Now here comes the picture of java stacks.
Java stack contains stack frame. It is basically per method invocation. The task of the java stack is to load up the method and invoke the method based on the preference or based on the last in first out preference.
Now we often call the method one by one. So for example one thread is calling method one. Now method one is calling method two.
So method one will stack first then method two will come into picture and then method three will come to the picture.
Now this will be popped up based on the returning occurrence and we don’t need to worry about that because they are going to return anyway.
Sometimes they occur that java stack is been stacked up again and again. What happens actually is whenever you write a program and there is a recursive algorithm that is not encountered while handling by the developer.
So there occurs stack frame added again and again and again. Because of the developer fault. This may occur stack overflow exception.
Now this can also be tuned up. I guess there is a command called xx again which is used to change the size of the java stack frame.
Basically you don’t need to worry because this is automatically cleared up by the jvm itself. So you don’t need to worry about that.
Now here comes the fourth picture that is PC registers.
PC registers are basically program counter registers which basically point to the next instruction to be executed.
And the PC register is responsible for per thread management and suppose there are three thread, one thread, two thread; our thread one counts the instruction for the thread two, thread two counts the instruction for thread three and basically it is a pointer to the next instruction to be executed.
Here comes the fifth important stack which is the native method stack.
Native Method Stack:
The native method stack which works parallelly with the java stack. In java native methods stacks is basically the operating system dependent.
All the operating system native operating system dependent classes are loaded into this native method stack. For example there is a library in the lib folder called as dll’s.
There are lot of DLL available if you are using windows. Now dll is responsible for holding up your class data corresponding to the operating system dependency.
If you are using windows then there is a .dll (dot dll) file. If you are using Linux or UNIX there may be probability that you will find .sor (dot sor) kind of file extension.
Now this all belong to the native method stack.
Here comes the third most important execution block or the component which is called as the execution engine.
Execution Engine is responsible for executing a bytecode instruction. It basically comprises of various subsystem which are interpreter, garbage collection, just-in-time compiler and there is hotspot profiler.

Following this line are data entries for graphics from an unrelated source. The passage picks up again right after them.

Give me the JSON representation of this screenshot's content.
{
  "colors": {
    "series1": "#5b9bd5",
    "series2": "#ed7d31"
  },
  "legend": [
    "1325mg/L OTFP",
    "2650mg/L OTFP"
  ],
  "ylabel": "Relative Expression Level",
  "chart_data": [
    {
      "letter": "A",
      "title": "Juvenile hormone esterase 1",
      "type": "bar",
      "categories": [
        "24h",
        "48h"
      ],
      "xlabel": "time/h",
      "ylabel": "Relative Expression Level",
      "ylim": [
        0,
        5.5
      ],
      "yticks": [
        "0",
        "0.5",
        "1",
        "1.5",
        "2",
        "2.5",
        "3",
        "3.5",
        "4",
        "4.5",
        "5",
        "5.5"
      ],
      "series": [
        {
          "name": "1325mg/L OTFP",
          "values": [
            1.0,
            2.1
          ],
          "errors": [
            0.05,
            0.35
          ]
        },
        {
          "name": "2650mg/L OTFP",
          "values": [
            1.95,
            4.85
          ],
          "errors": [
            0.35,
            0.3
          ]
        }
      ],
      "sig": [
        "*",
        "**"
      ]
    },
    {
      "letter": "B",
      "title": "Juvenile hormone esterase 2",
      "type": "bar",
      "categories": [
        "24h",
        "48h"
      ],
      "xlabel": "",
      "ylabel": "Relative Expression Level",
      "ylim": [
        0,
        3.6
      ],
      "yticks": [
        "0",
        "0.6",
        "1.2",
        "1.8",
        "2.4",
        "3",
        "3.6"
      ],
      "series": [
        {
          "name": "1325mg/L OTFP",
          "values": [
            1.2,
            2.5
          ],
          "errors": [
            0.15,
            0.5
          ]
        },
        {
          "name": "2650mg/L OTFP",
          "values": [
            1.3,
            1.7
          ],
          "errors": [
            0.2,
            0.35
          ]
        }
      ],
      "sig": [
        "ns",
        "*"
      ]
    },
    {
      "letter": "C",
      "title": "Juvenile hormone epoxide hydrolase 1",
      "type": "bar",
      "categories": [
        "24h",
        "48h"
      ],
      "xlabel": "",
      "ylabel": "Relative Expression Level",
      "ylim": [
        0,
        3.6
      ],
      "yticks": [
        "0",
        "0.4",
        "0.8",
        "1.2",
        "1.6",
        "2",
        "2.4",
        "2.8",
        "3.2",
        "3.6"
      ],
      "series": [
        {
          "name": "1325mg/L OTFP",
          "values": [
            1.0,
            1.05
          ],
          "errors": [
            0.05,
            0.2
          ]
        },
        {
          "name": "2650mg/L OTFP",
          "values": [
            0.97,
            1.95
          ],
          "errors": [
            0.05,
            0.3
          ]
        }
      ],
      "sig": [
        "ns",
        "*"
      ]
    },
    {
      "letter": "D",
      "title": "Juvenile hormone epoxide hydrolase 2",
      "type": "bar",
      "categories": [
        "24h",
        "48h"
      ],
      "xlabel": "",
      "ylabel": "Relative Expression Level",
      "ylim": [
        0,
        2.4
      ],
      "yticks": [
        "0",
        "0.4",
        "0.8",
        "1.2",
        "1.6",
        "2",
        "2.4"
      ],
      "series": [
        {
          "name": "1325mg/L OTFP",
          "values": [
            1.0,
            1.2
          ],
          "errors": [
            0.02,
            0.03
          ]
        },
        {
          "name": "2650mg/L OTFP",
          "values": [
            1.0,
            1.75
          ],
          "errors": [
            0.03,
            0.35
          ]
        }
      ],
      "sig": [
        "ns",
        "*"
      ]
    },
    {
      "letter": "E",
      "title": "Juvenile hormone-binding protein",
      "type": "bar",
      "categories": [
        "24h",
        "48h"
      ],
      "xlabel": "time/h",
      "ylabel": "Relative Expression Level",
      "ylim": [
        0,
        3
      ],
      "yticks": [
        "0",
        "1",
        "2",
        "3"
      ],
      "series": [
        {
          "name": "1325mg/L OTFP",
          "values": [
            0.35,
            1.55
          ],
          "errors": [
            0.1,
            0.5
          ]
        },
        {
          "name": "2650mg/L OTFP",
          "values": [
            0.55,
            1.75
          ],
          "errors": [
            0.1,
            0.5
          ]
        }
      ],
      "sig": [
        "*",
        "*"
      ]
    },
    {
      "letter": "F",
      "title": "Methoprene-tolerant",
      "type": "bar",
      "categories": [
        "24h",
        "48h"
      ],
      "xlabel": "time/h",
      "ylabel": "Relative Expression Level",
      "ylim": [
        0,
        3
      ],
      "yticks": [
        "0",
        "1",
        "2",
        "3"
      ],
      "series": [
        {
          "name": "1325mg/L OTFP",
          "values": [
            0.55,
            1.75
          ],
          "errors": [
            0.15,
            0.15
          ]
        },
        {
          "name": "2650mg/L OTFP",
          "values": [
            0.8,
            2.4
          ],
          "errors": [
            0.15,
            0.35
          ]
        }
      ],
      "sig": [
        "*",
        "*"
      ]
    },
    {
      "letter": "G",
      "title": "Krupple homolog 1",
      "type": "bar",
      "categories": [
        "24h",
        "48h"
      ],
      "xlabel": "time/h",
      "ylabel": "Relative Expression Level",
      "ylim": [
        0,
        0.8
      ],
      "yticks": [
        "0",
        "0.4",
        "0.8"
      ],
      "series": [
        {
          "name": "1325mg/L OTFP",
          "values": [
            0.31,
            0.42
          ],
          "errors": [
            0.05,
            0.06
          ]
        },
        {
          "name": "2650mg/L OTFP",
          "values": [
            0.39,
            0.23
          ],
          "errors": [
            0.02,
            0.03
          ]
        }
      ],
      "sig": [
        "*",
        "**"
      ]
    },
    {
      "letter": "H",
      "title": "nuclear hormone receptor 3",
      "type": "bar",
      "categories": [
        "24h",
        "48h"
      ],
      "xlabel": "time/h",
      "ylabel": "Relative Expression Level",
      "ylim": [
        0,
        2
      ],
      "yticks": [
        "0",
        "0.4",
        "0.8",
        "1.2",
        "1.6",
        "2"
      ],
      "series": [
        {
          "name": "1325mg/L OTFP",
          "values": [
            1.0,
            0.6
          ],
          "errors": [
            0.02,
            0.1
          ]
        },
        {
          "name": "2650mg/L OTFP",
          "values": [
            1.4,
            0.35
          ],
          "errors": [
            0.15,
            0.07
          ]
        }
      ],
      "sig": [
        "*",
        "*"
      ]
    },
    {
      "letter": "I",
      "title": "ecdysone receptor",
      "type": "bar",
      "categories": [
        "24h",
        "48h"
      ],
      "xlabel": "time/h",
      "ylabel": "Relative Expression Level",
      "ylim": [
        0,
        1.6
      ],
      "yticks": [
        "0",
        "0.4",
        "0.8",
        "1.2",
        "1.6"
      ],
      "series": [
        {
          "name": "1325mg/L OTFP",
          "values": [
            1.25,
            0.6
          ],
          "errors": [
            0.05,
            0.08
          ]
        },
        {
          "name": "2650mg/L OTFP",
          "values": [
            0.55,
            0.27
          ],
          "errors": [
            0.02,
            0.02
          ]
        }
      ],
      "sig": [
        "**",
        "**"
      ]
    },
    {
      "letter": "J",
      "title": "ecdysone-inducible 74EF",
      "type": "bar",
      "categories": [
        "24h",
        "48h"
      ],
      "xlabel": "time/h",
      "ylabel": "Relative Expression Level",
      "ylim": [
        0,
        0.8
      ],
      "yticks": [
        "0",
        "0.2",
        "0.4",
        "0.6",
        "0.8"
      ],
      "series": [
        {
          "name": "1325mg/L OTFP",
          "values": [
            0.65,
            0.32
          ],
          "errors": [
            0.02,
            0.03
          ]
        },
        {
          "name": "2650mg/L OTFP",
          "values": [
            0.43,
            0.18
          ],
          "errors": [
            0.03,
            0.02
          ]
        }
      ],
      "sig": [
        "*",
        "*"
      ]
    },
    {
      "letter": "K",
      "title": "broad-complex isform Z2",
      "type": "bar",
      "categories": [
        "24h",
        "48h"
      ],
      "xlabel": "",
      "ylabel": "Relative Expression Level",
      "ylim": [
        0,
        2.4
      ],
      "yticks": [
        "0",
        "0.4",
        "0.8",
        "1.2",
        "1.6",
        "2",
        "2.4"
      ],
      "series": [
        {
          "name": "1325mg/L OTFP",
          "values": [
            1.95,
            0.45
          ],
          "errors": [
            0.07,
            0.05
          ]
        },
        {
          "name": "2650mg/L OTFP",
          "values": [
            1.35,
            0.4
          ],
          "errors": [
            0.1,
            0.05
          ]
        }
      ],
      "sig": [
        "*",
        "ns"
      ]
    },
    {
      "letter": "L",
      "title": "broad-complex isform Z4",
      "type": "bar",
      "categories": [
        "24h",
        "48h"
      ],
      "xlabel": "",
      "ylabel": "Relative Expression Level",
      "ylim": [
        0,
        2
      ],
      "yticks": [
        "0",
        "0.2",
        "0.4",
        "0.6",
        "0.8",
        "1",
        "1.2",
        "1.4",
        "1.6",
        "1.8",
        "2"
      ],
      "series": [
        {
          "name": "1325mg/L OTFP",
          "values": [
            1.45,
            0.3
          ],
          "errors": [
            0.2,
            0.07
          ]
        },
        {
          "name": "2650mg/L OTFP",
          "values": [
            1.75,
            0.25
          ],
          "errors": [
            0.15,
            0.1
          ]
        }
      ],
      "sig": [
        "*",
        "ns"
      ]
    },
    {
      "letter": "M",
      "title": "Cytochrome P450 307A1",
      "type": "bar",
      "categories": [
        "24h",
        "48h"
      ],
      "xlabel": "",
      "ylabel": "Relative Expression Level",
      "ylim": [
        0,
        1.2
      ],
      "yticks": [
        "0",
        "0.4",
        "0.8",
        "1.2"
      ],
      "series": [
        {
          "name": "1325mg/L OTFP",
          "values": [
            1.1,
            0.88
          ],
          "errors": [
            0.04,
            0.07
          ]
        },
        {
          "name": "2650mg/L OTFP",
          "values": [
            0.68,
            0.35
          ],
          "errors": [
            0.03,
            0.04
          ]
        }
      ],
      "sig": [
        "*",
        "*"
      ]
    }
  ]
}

Interpreter interprets the bytecode instruction line by line. It checks whether the bytecode instructions are compatible to execution engine or not and it passes using the native method interface and helps in the execution.
Now here comes picture of just-in-time compiler. Whenever execution engine encounter the similar kind of instruction to be executed again and again, what it does is it compiles some sort of piece of classes or some piece of code.
It compiles some part of code which is repeated over in again. So that it can improve the performance in the later time. For example there is a XYZ XYZ XYZ encounter again and again and again. The XYZ is actually an instruction.
Now what JIT does is JIT pre-compiles automatically the XYZ. Now whenever in the next instruction XYZ encounters, JVM reduces that time and thus leads to the performance of improvisation.
A Hotspot profiler keeps an eye on the bytecode and it helps the JIT compiler to basically look for the statistics and it provides the statistics results which are instruction which are repeated over and over again.
That’s all about the JVM architecture. I hope you understood the whole JVM architecture.